Han Guangle est né à Hongkong, mais la famille est retournée à Kulangsu peu après. « Son père a été accusé d’espionnage et déporté dans un camp de travail dans le nord de la Chine où il est mort », continue M. Wu. M. Han a ainsi appris à compter sur ses propres forces dès le plus jeune âge, et il est rapidement devenu un paria en raison de ses antécédents familiaux.

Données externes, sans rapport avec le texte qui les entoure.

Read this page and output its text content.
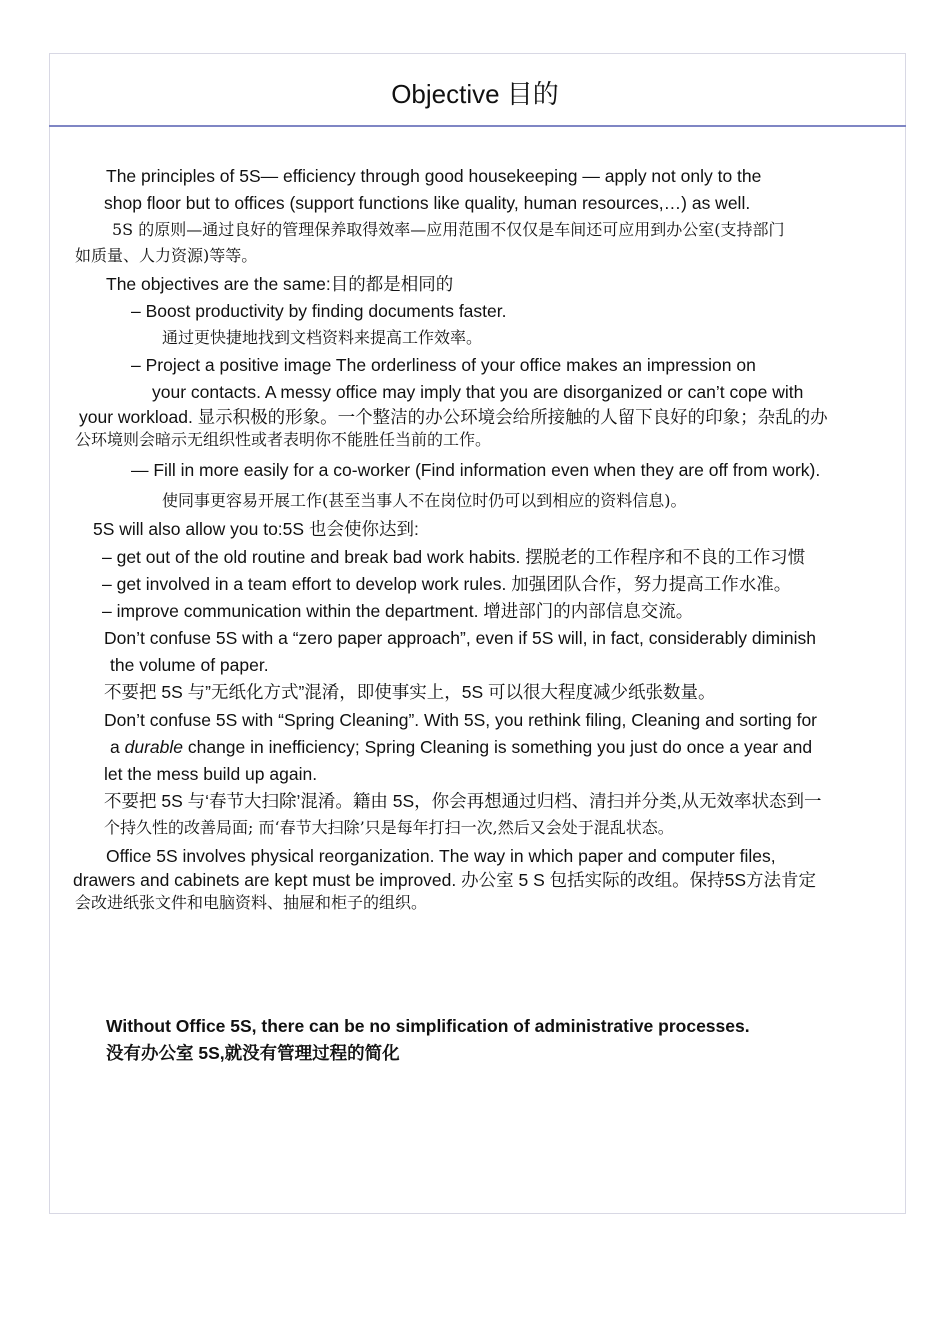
Objective 目的
The principles of 5S— efficiency through good housekeeping — apply not only to the
shop floor but to offices (support functions like quality, human resources,…) as well.
5S 的原则—通过良好的管理保养取得效率—应用范围不仅仅是车间还可应用到办公室(支持部门
如质量、人力资源)等等。
The objectives are the same:目的都是相同的
– Boost productivity by finding documents faster.
通过更快捷地找到文档资料来提高工作效率。
– Project a positive image The orderliness of your office makes an impression on
your contacts. A messy office may imply that you are disorganized or can’t cope with
your workload. 显示积极的形象。一个整洁的办公环境会给所接触的人留下良好的印象；杂乱的办
公环境则会暗示无组织性或者表明你不能胜任当前的工作。
— Fill in more easily for a co-worker (Find information even when they are off from work).
使同事更容易开展工作(甚至当事人不在岗位时仍可以到相应的资料信息)。
5S will also allow you to:5S 也会使你达到:
– get out of the old routine and break bad work habits. 摆脱老的工作程序和不良的工作习惯
– get involved in a team effort to develop work rules. 加强团队合作，努力提高工作水准。
– improve communication within the department. 增进部门的内部信息交流。
Don’t confuse 5S with a “zero paper approach”, even if 5S will, in fact, considerably diminish
the volume of paper.
不要把 5S 与”无纸化方式”混淆，即使事实上，5S 可以很大程度减少纸张数量。
Don’t confuse 5S with “Spring Cleaning”. With 5S, you rethink filing, Cleaning and sorting for
a durable change in inefficiency; Spring Cleaning is something you just do once a year and
let the mess build up again.
不要把 5S 与‘春节大扫除’混淆。籍由 5S，你会再想通过归档、清扫并分类,从无效率状态到一
个持久性的改善局面; 而‘春节大扫除’只是每年打扫一次,然后又会处于混乱状态。
Office 5S involves physical reorganization. The way in which paper and computer files,
drawers and cabinets are kept must be improved. 办公室 5 S 包括实际的改组。保持5S方法肯定
会改进纸张文件和电脑资料、抽屉和柜子的组织。
Without Office 5S, there can be no simplification of administrative processes.
没有办公室 5S,就没有管理过程的简化
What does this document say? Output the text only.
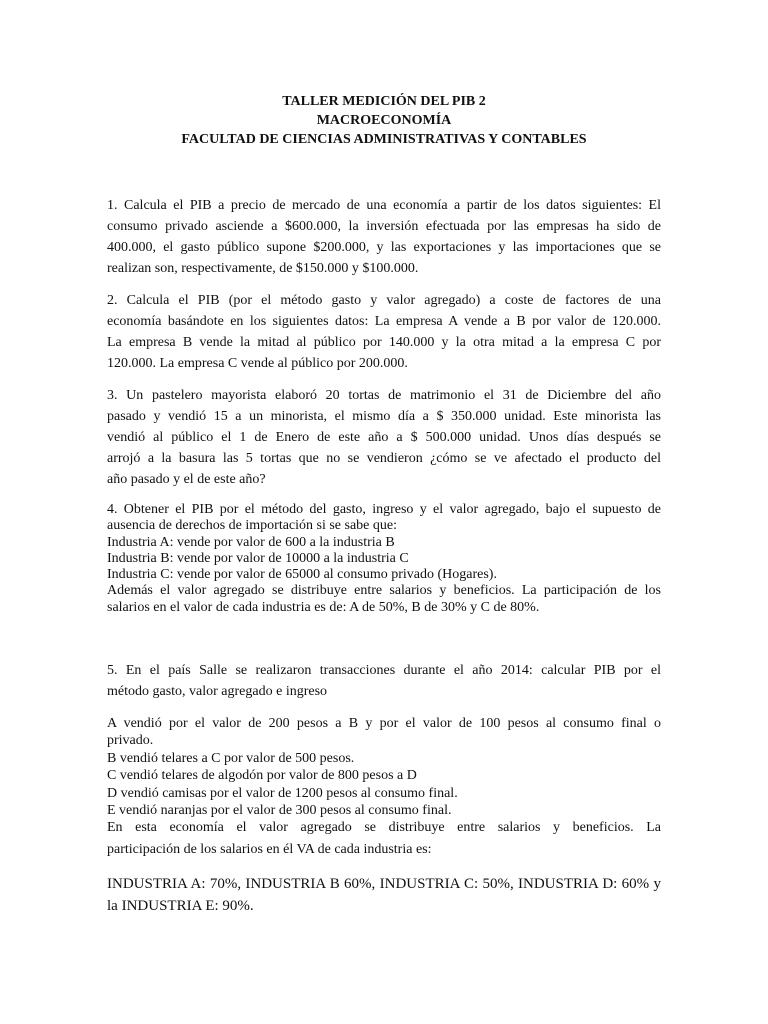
TALLER MEDICIÓN DEL PIB 2
MACROECONOMÍA
FACULTAD DE CIENCIAS ADMINISTRATIVAS Y CONTABLES
1. Calcula el PIB a precio de mercado de una economía a partir de los datos siguientes: El
consumo privado asciende a $600.000, la inversión efectuada por las empresas ha sido de
400.000, el gasto público supone $200.000, y las exportaciones y las importaciones que se
realizan son, respectivamente, de $150.000 y $100.000.
2. Calcula el PIB (por el método gasto y valor agregado) a coste de factores de una
economía basándote en los siguientes datos: La empresa A vende a B por valor de 120.000.
La empresa B vende la mitad al público por 140.000 y la otra mitad a la empresa C por
120.000. La empresa C vende al público por 200.000.
3. Un pastelero mayorista elaboró 20 tortas de matrimonio el 31 de Diciembre del año
pasado y vendió 15 a un minorista, el mismo día a $ 350.000 unidad. Este minorista las
vendió al público el 1 de Enero de este año a $ 500.000 unidad. Unos días después se
arrojó a la basura las 5 tortas que no se vendieron ¿cómo se ve afectado el producto del
año pasado y el de este año?
4. Obtener el PIB por el método del gasto, ingreso y el valor agregado, bajo el supuesto de
ausencia de derechos de importación si se sabe que:
Industria A: vende por valor de 600 a la industria B
Industria B: vende por valor de 10000 a la industria C
Industria C: vende por valor de 65000 al consumo privado (Hogares).
Además el valor agregado se distribuye entre salarios y beneficios. La participación de los
salarios en el valor de cada industria es de: A de 50%, B de 30% y C de 80%.
5. En el país Salle se realizaron transacciones durante el año 2014: calcular PIB por el
método gasto, valor agregado e ingreso
A vendió por el valor de 200 pesos a B y por el valor de 100 pesos al consumo final o
privado.
B vendió telares a C por valor de 500 pesos.
C vendió telares de algodón por valor de 800 pesos a D
D vendió camisas por el valor de 1200 pesos al consumo final.
E vendió naranjas por el valor de 300 pesos al consumo final.
En esta economía el valor agregado se distribuye entre salarios y beneficios. La
participación de los salarios en él VA de cada industria es:
INDUSTRIA A: 70%, INDUSTRIA B 60%, INDUSTRIA C: 50%, INDUSTRIA D: 60% y
la INDUSTRIA E: 90%.
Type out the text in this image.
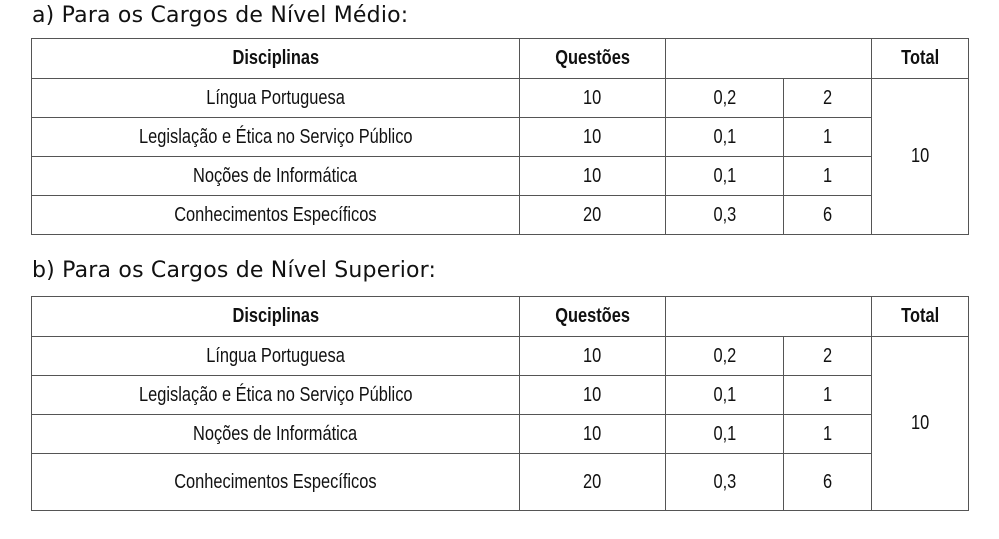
a) Para os Cargos de Nível Médio:
Disciplinas	Questões			Total
Língua Portuguesa	10	0,2	2	10
Legislação e Ética no Serviço Público	10	0,1	1	
Noções de Informática	10	0,1	1	
Conhecimentos Específicos	20	0,3	6	
b) Para os Cargos de Nível Superior:
Disciplinas	Questões			Total
Língua Portuguesa	10	0,2	2	10
Legislação e Ética no Serviço Público	10	0,1	1	
Noções de Informática	10	0,1	1	
Conhecimentos Específicos	20	0,3	6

« Au début de la Révolution culturelle, ils m’ont fait porter un grand chapeau pointu, explique M. Han avec un fort accent minnan [sud de la province du Fujian]. Mon père était considéré comme un traître et pire encore, j’avais le visage d’un Occidental. » Durant cette période, M. Han fut contraint de travailler dans une usine, un emploi répétitif que cet homme empreint de liberté et accoutumé aux grands espaces détesta.
C’est dans les années 1970 que la chance fut au rendez–vous, grâce à des livres de Hongkong qui entraient illégalement dans la partie continentale de Chine. M. Han était passionné de romans chevaleresques wuxia, un genre rendu populaire par l’écrivain hongkongais Jin Yong (Louis Cha). Il avait aussi un talent de conteur formidable. Il tenta donc sa chance dans les squares de Xiamen et connut immédiatement un grand succès. « M. Han ne gagnait qu’un maigre salaire à l’usine, mais c’est un brillant conteur. Il attirait les foules et pouvait en une seule journée gagner plus qu’en une année à l’usine », raconte M. Wu.
Le succès de M. Han était cependant mal vu à l’usine et il quitta son emploi. Il était jeune et sans obligations : le monde lui appartenait, d’autant plus que la Chine venait d’entamer la politique de réforme et d’ouverture en 1979. Sa voie était donc toute tracée.